最近数年間は、中央銀行が供給する流動性の絶大な影響力と長期金利の低下がバリュエーションを押し上げる中で、投資家はコモディティを除くほぼ全ての資産においてロングすることで、利益を上げることが可能でした。しかしながら、景気サイクルの現段階において、FRBが利上げとバランスシートの縮小を積極化する中でバリュエーションが割高になったことを受けて、セクター間、地域間、ファクター・スタイル間のリターンの格差はさらに拡大する見通しです。株式市場ではよく知られているように、景気サイクル後期においては、モメンタム・ファクターにはアンダーパフォームする傾向が、クオリティ・ファクターにはアウトパフォームする傾向が見られます。同じように、クレジット・スプレッドはリスク調整後ベースで株式をアンダーパフォームすることが多いのに対して、コモディティは需要が供給を上回るようになる結果、パフォーマンスが改善する傾向があります。こうした傾向が既に顕在化し始めています。今後の景気サイクル進行に伴う動きを正確に理解するために、投資家は資産クラス・レベルではなくファクター・レベルでポートフォリオにストレステストを適用するべきであるとPIMCOでは考えています。また、各セクターにおいて、リスクを管理しつつ魅力的な投資機会を特定する精緻なグローバル・リサーチ機能の重要性も増しています。資産、国、ファクターの間の相対価値をより的確に分析する能力が、大規模なベータ・リスクをとるよりも、一段と重要になっています。
景気サイクル後期において、FRBは予想以上のペースで利上げを進めるため、イールドカーブはフラット化する傾向があり、その後の景気後退局面では、FRBは利下げに転じるため、スティープ化する傾向があります。FRBの引き締めサイクルにおいて、イールドカーブは想定通りの動きを見せていますが、フラット化は行き過ぎであり、リスク・リターンのトレードオフによって修正が入ると予想する根拠が数多く存在します。
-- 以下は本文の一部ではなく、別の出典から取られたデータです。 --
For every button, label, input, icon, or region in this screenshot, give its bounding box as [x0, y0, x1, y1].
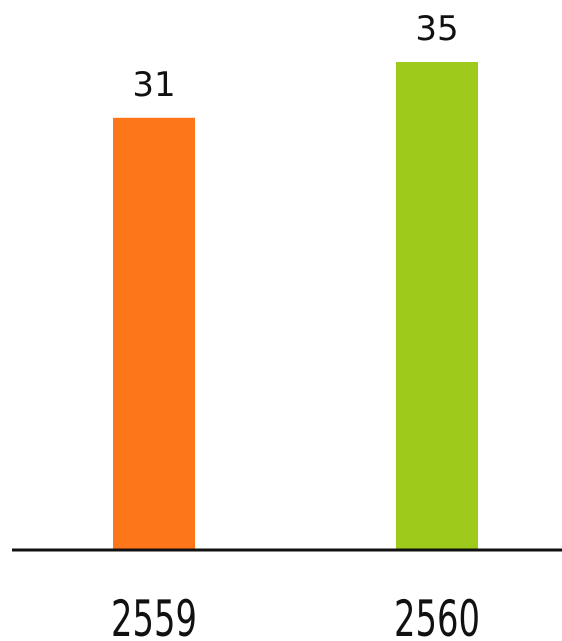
value-label-2560: 35 — [415, 9, 458, 49]
bars-group — [113, 62, 478, 551]
value-label-2559: 31 — [132, 65, 175, 105]
labels-group: 31 2559 35 2560 — [111, 9, 480, 641]
bar-2559 — [113, 117, 195, 551]
bar-2560 — [396, 62, 478, 550]
category-label-2559: 2559 — [111, 590, 197, 641]
category-label-2560: 2560 — [394, 590, 480, 641]
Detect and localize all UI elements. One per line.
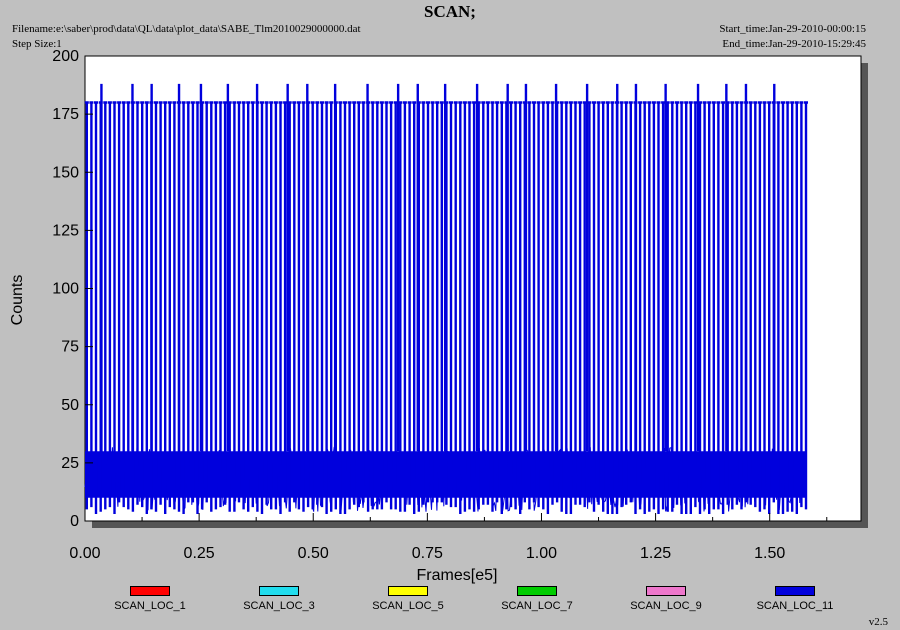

(景気サイクル後半のFRBによる利上げ以外に)フラット化の大きな3つの要因として、新規発行国債の平均年限の長期化を停止するという米財務省の決定、世界的な長期金利低下による下支え効果、年金拠出の税控除に適用される税率が2017年の39%から20%に早晩引き下げられることを踏まえた、米国企業による長期債購入意欲の向上が挙げられます。米国では、財政赤字拡大やFRBのバランスシート縮小を背景に大量の長期債が市場に供給され、欧州では、欧州中央銀行(ECB)が年末までに量的緩和プログラムを終了する見通しです。また日本では、日本銀行が10年国債金利の誘導目標(0%)の柔軟化を示唆しているため、足元の流れは反転する公算が大きいとPIMCOでは考えています。